The liability issue would arise from someone claiming to have contracted the coronavirus from a piece of candy.
City attorney John Pevy told the BMA he believes such a claim would be almost impossible to prove, but that doesn’t change the fact that insurance providers won’t cover candy distribution.
Several members of the audience urged the BMA to find a way to maintain the Santa Run tradition, which has taken place for more than 20 years.
“We’ve lived here 20 years, and still we make a point to be home on that particular Saturday for the Santa Run,” said audience member Kim McCann. “People all over the community are texting, ‘Are they in your neighborhood yet?’ … It’s a tradition, and it’s something that we’ve looked forward to ever since we first moved here.
“It’s the little things, sometimes, and I just think that it’s a great thing for our community to do.”
Another resident added, “We don’t want to lose everything. We already lost the parade. ”
There was some discussion about having the Santa Run without candy.
Alderman Steven McLain eventually made a motion to move forward with the Santa Run with candy, and if the insurance company won’t cover it they’ll find a company that will.
“I’ve had a lot of input from citizens wanting to do fire trucks and candy,” McLain said. “We don’t need to do it if we’re not going to throw candy.”
McLain’s motion was approved 5-1-1. Vice Mayor Tresa Mawk voted no and Mayor Pat Stilwell abstained.
The Times News contacted Housewright on Friday for clarification on the Dec. 19 Santa Run plans. Housewright said he doesn’t believe an insurance company will cover the event, but the plan at this moment is to move ahead with candy distribution anyway.

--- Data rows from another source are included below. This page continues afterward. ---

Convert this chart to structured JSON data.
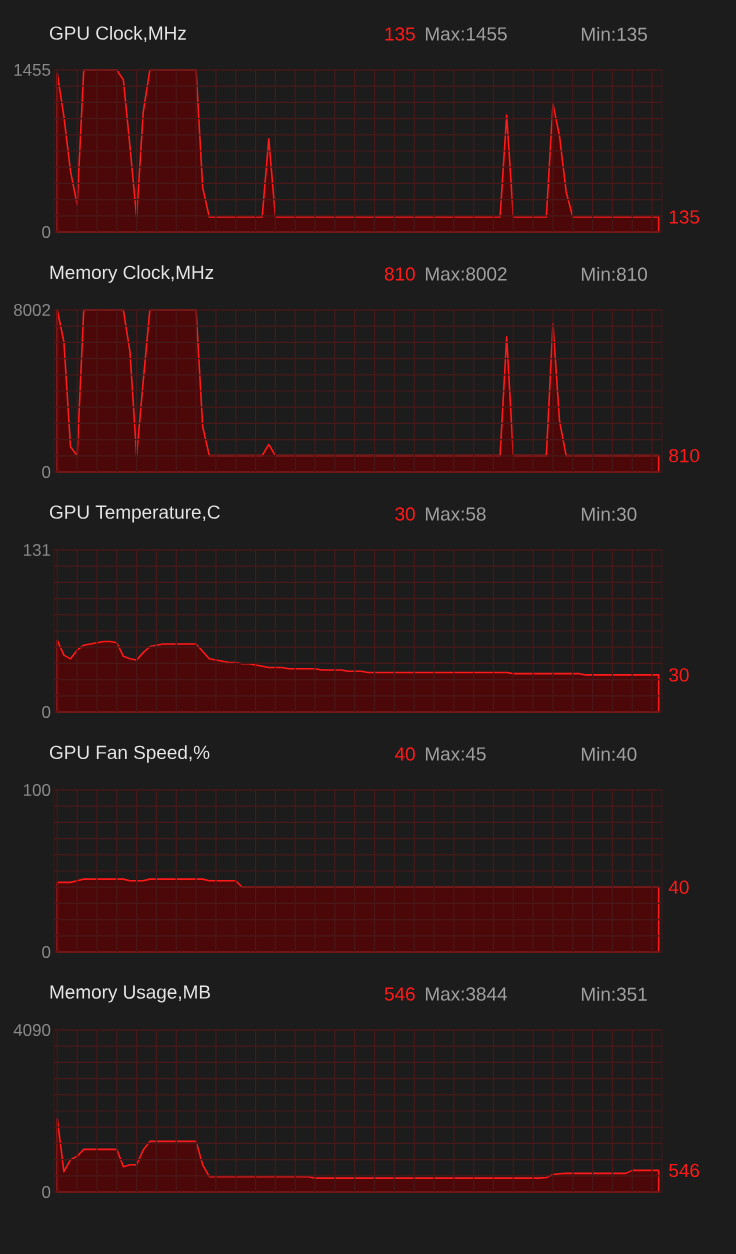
{
  "chart_data": [
    {
      "type": "area",
      "title": "GPU Clock,MHz",
      "color": "#ff1a1a",
      "grid": true,
      "tick_labels": "y",
      "categories": [
        null,
        null,
        null,
        null,
        null,
        null,
        null,
        null,
        null,
        null,
        null,
        null,
        null,
        null,
        null,
        null,
        null,
        null,
        null,
        null,
        null,
        null,
        null,
        null,
        null,
        null,
        null,
        null,
        null,
        null,
        null,
        null,
        null,
        null,
        null,
        null,
        null,
        null,
        null,
        null,
        null,
        null,
        null,
        null,
        null,
        null,
        null,
        null,
        null,
        null,
        null,
        null,
        null,
        null,
        null,
        null,
        null,
        null,
        null,
        null,
        null,
        null,
        null,
        null,
        null,
        null,
        null,
        null,
        null,
        null,
        null,
        null,
        null,
        null,
        null,
        null,
        null,
        null,
        null,
        null,
        null,
        null,
        null,
        null,
        null,
        null,
        null,
        null,
        null,
        null,
        null,
        null
      ],
      "ylim": [
        0,
        1455
      ],
      "yticks": [
        0,
        {
          "value": 145.5,
          "label": null
        },
        {
          "value": 291,
          "label": null
        },
        {
          "value": 436.5,
          "label": null
        },
        {
          "value": 582,
          "label": null
        },
        {
          "value": 727.5,
          "label": null
        },
        {
          "value": 873,
          "label": null
        },
        {
          "value": 1018.5,
          "label": null
        },
        {
          "value": 1164,
          "label": null
        },
        {
          "value": 1309.5,
          "label": null
        },
        1455
      ],
      "values": [
        1425,
        1036,
        547,
        246,
        1455,
        1455,
        1455,
        1455,
        1455,
        1455,
        1366,
        766,
        135,
        1076,
        1455,
        1455,
        1455,
        1455,
        1455,
        1455,
        1455,
        1455,
        399,
        135,
        135,
        135,
        135,
        135,
        135,
        135,
        135,
        135,
        836,
        135,
        135,
        135,
        135,
        135,
        135,
        135,
        135,
        135,
        135,
        135,
        135,
        135,
        135,
        135,
        135,
        135,
        135,
        135,
        135,
        135,
        135,
        135,
        135,
        135,
        135,
        135,
        135,
        135,
        135,
        135,
        135,
        135,
        135,
        135,
        1050,
        135,
        135,
        135,
        135,
        135,
        135,
        1150,
        860,
        362,
        135,
        135,
        135,
        135,
        135,
        135,
        135,
        135,
        135,
        135,
        135,
        135,
        135,
        135
      ],
      "annotations": [
        "135",
        "Max:1455",
        "Min:135",
        "135"
      ]
    },
    {
      "type": "area",
      "title": "Memory Clock,MHz",
      "color": "#ff1a1a",
      "grid": true,
      "tick_labels": "y",
      "categories": [
        null,
        null,
        null,
        null,
        null,
        null,
        null,
        null,
        null,
        null,
        null,
        null,
        null,
        null,
        null,
        null,
        null,
        null,
        null,
        null,
        null,
        null,
        null,
        null,
        null,
        null,
        null,
        null,
        null,
        null,
        null,
        null,
        null,
        null,
        null,
        null,
        null,
        null,
        null,
        null,
        null,
        null,
        null,
        null,
        null,
        null,
        null,
        null,
        null,
        null,
        null,
        null,
        null,
        null,
        null,
        null,
        null,
        null,
        null,
        null,
        null,
        null,
        null,
        null,
        null,
        null,
        null,
        null,
        null,
        null,
        null,
        null,
        null,
        null,
        null,
        null,
        null,
        null,
        null,
        null,
        null,
        null,
        null,
        null,
        null,
        null,
        null,
        null,
        null,
        null,
        null,
        null
      ],
      "ylim": [
        0,
        8002
      ],
      "yticks": [
        0,
        {
          "value": 800.2,
          "label": null
        },
        {
          "value": 1600.4,
          "label": null
        },
        {
          "value": 2400.6,
          "label": null
        },
        {
          "value": 3200.8,
          "label": null
        },
        {
          "value": 4001,
          "label": null
        },
        {
          "value": 4801.2,
          "label": null
        },
        {
          "value": 5601.4,
          "label": null
        },
        {
          "value": 6401.6,
          "label": null
        },
        {
          "value": 7201.8,
          "label": null
        },
        8002
      ],
      "values": [
        8002,
        6421,
        1251,
        810,
        8002,
        8002,
        8002,
        8002,
        8002,
        8002,
        8002,
        5933,
        810,
        4489,
        8002,
        8002,
        8002,
        8002,
        8002,
        8002,
        8002,
        8002,
        2248,
        810,
        810,
        810,
        810,
        810,
        810,
        810,
        810,
        810,
        1361,
        810,
        810,
        810,
        810,
        810,
        810,
        810,
        810,
        810,
        810,
        810,
        810,
        810,
        810,
        810,
        810,
        810,
        810,
        810,
        810,
        810,
        810,
        810,
        810,
        810,
        810,
        810,
        810,
        810,
        810,
        810,
        810,
        810,
        810,
        810,
        6683,
        810,
        810,
        810,
        810,
        810,
        810,
        7343,
        2510,
        810,
        810,
        810,
        810,
        810,
        810,
        810,
        810,
        810,
        810,
        810,
        810,
        810,
        810,
        810
      ],
      "annotations": [
        "810",
        "Max:8002",
        "Min:810",
        "810"
      ]
    },
    {
      "type": "area",
      "title": "GPU Temperature,C",
      "color": "#ff1a1a",
      "grid": true,
      "tick_labels": "y",
      "categories": [
        null,
        null,
        null,
        null,
        null,
        null,
        null,
        null,
        null,
        null,
        null,
        null,
        null,
        null,
        null,
        null,
        null,
        null,
        null,
        null,
        null,
        null,
        null,
        null,
        null,
        null,
        null,
        null,
        null,
        null,
        null,
        null,
        null,
        null,
        null,
        null,
        null,
        null,
        null,
        null,
        null,
        null,
        null,
        null,
        null,
        null,
        null,
        null,
        null,
        null,
        null,
        null,
        null,
        null,
        null,
        null,
        null,
        null,
        null,
        null,
        null,
        null,
        null,
        null,
        null,
        null,
        null,
        null,
        null,
        null,
        null,
        null,
        null,
        null,
        null,
        null,
        null,
        null,
        null,
        null,
        null,
        null,
        null,
        null,
        null,
        null,
        null,
        null,
        null,
        null,
        null,
        null
      ],
      "ylim": [
        0,
        131
      ],
      "yticks": [
        0,
        {
          "value": 13.1,
          "label": null
        },
        {
          "value": 26.2,
          "label": null
        },
        {
          "value": 39.3,
          "label": null
        },
        {
          "value": 52.4,
          "label": null
        },
        {
          "value": 65.5,
          "label": null
        },
        {
          "value": 78.6,
          "label": null
        },
        {
          "value": 91.7,
          "label": null
        },
        {
          "value": 104.8,
          "label": null
        },
        {
          "value": 117.9,
          "label": null
        },
        131
      ],
      "values": [
        58,
        46,
        43,
        50,
        54,
        55,
        56,
        57,
        57,
        56,
        45,
        43,
        42,
        48,
        53,
        54,
        55,
        55,
        55,
        55,
        55,
        55,
        49,
        43,
        42,
        41,
        40,
        40,
        39,
        39,
        38,
        37,
        36,
        36,
        36,
        35,
        35,
        35,
        35,
        35,
        34,
        34,
        34,
        34,
        33,
        33,
        33,
        32,
        32,
        32,
        32,
        32,
        32,
        32,
        32,
        32,
        32,
        32,
        32,
        32,
        32,
        32,
        32,
        32,
        32,
        32,
        32,
        32,
        32,
        31,
        31,
        31,
        31,
        31,
        31,
        31,
        31,
        31,
        31,
        31,
        30,
        30,
        30,
        30,
        30,
        30,
        30,
        30,
        30,
        30,
        30,
        30
      ],
      "annotations": [
        "30",
        "Max:58",
        "Min:30",
        "30"
      ]
    },
    {
      "type": "area",
      "title": "GPU Fan Speed,%",
      "color": "#ff1a1a",
      "grid": true,
      "tick_labels": "y",
      "categories": [
        null,
        null,
        null,
        null,
        null,
        null,
        null,
        null,
        null,
        null,
        null,
        null,
        null,
        null,
        null,
        null,
        null,
        null,
        null,
        null,
        null,
        null,
        null,
        null,
        null,
        null,
        null,
        null,
        null,
        null,
        null,
        null,
        null,
        null,
        null,
        null,
        null,
        null,
        null,
        null,
        null,
        null,
        null,
        null,
        null,
        null,
        null,
        null,
        null,
        null,
        null,
        null,
        null,
        null,
        null,
        null,
        null,
        null,
        null,
        null,
        null,
        null,
        null,
        null,
        null,
        null,
        null,
        null,
        null,
        null,
        null,
        null,
        null,
        null,
        null,
        null,
        null,
        null,
        null,
        null,
        null,
        null,
        null,
        null,
        null,
        null,
        null,
        null,
        null,
        null,
        null,
        null
      ],
      "ylim": [
        0,
        100
      ],
      "yticks": [
        0,
        {
          "value": 10,
          "label": null
        },
        {
          "value": 20,
          "label": null
        },
        {
          "value": 30,
          "label": null
        },
        {
          "value": 40,
          "label": null
        },
        {
          "value": 50,
          "label": null
        },
        {
          "value": 60,
          "label": null
        },
        {
          "value": 70,
          "label": null
        },
        {
          "value": 80,
          "label": null
        },
        {
          "value": 90,
          "label": null
        },
        100
      ],
      "values": [
        43,
        43,
        43,
        44,
        45,
        45,
        45,
        45,
        45,
        45,
        45,
        44,
        44,
        44,
        45,
        45,
        45,
        45,
        45,
        45,
        45,
        45,
        45,
        44,
        44,
        44,
        44,
        44,
        40,
        40,
        40,
        40,
        40,
        40,
        40,
        40,
        40,
        40,
        40,
        40,
        40,
        40,
        40,
        40,
        40,
        40,
        40,
        40,
        40,
        40,
        40,
        40,
        40,
        40,
        40,
        40,
        40,
        40,
        40,
        40,
        40,
        40,
        40,
        40,
        40,
        40,
        40,
        40,
        40,
        40,
        40,
        40,
        40,
        40,
        40,
        40,
        40,
        40,
        40,
        40,
        40,
        40,
        40,
        40,
        40,
        40,
        40,
        40,
        40,
        40,
        40,
        40
      ],
      "annotations": [
        "40",
        "Max:45",
        "Min:40",
        "40"
      ]
    },
    {
      "type": "area",
      "title": "Memory Usage,MB",
      "color": "#ff1a1a",
      "grid": true,
      "tick_labels": "y",
      "categories": [
        null,
        null,
        null,
        null,
        null,
        null,
        null,
        null,
        null,
        null,
        null,
        null,
        null,
        null,
        null,
        null,
        null,
        null,
        null,
        null,
        null,
        null,
        null,
        null,
        null,
        null,
        null,
        null,
        null,
        null,
        null,
        null,
        null,
        null,
        null,
        null,
        null,
        null,
        null,
        null,
        null,
        null,
        null,
        null,
        null,
        null,
        null,
        null,
        null,
        null,
        null,
        null,
        null,
        null,
        null,
        null,
        null,
        null,
        null,
        null,
        null,
        null,
        null,
        null,
        null,
        null,
        null,
        null,
        null,
        null,
        null,
        null,
        null,
        null,
        null,
        null,
        null,
        null,
        null,
        null,
        null,
        null,
        null,
        null,
        null,
        null,
        null,
        null,
        null,
        null,
        null,
        null
      ],
      "ylim": [
        0,
        4090
      ],
      "yticks": [
        0,
        {
          "value": 409,
          "label": null
        },
        {
          "value": 818,
          "label": null
        },
        {
          "value": 1227,
          "label": null
        },
        {
          "value": 1636,
          "label": null
        },
        {
          "value": 2045,
          "label": null
        },
        {
          "value": 2454,
          "label": null
        },
        {
          "value": 2863,
          "label": null
        },
        {
          "value": 3272,
          "label": null
        },
        {
          "value": 3681,
          "label": null
        },
        4090
      ],
      "values": [
        1851,
        512,
        818,
        902,
        1077,
        1077,
        1077,
        1077,
        1077,
        1077,
        640,
        690,
        690,
        1060,
        1279,
        1279,
        1279,
        1279,
        1279,
        1279,
        1279,
        1279,
        685,
        387,
        387,
        387,
        387,
        387,
        387,
        387,
        387,
        387,
        387,
        387,
        387,
        387,
        387,
        387,
        387,
        351,
        351,
        351,
        351,
        351,
        351,
        351,
        351,
        351,
        351,
        351,
        351,
        351,
        351,
        351,
        351,
        351,
        351,
        351,
        351,
        351,
        351,
        351,
        351,
        351,
        351,
        351,
        351,
        351,
        351,
        351,
        351,
        351,
        351,
        351,
        368,
        442,
        460,
        471,
        471,
        471,
        471,
        471,
        471,
        471,
        471,
        471,
        471,
        546,
        546,
        546,
        546,
        546
      ],
      "annotations": [
        "546",
        "Max:3844",
        "Min:351",
        "546"
      ]
    }
  ]
}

The BMA will meet in workshop on Dec. 10 and regular session Dec. 17, so that plan might change again.
Safety first during Santa on Main
One of the main concerns expressed both by the public and board members for the Dec. 12 Santa on Main event was the original plan to have children exit vehicles to receive their prepackaged candy and drop off their wish lists.
Main Street will remain open to traffic during Santa on Main. Police Chief Ken Lunsford Jr. said he and his staff will formulate a safety plan for traffic, and they will be at the event managing traffic.

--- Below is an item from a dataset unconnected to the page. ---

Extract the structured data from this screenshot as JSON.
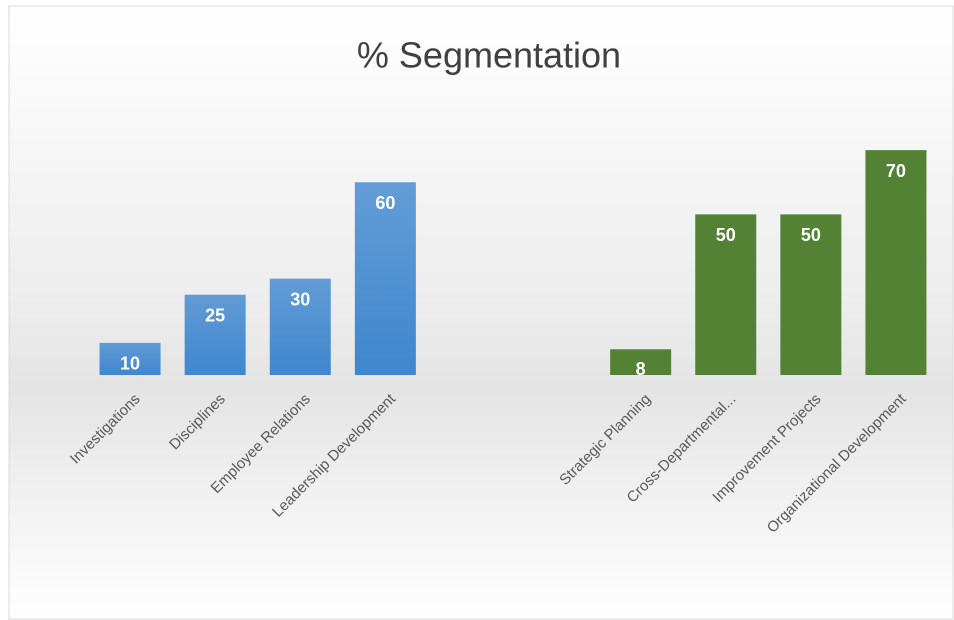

Aside from safety concerns, there was also going to be a time factor with children having to exit their vehicles to get candy.
McLain suggested that a piece of flexible pipe be added to the end of the “candy cane”-decorated PVC that Santa will use to drop the candy. That way candy can be dropped directly into each vehicle without requiring anyone to exit.
Vehicles that are in line at 2 p.m. will be allowed to see Santa, but no one will be allowed to get into line after 2 p.m.
Stilwell assured the public that Santa will be wearing gloves and a face mask, and all candy will be pre-packaged and safe.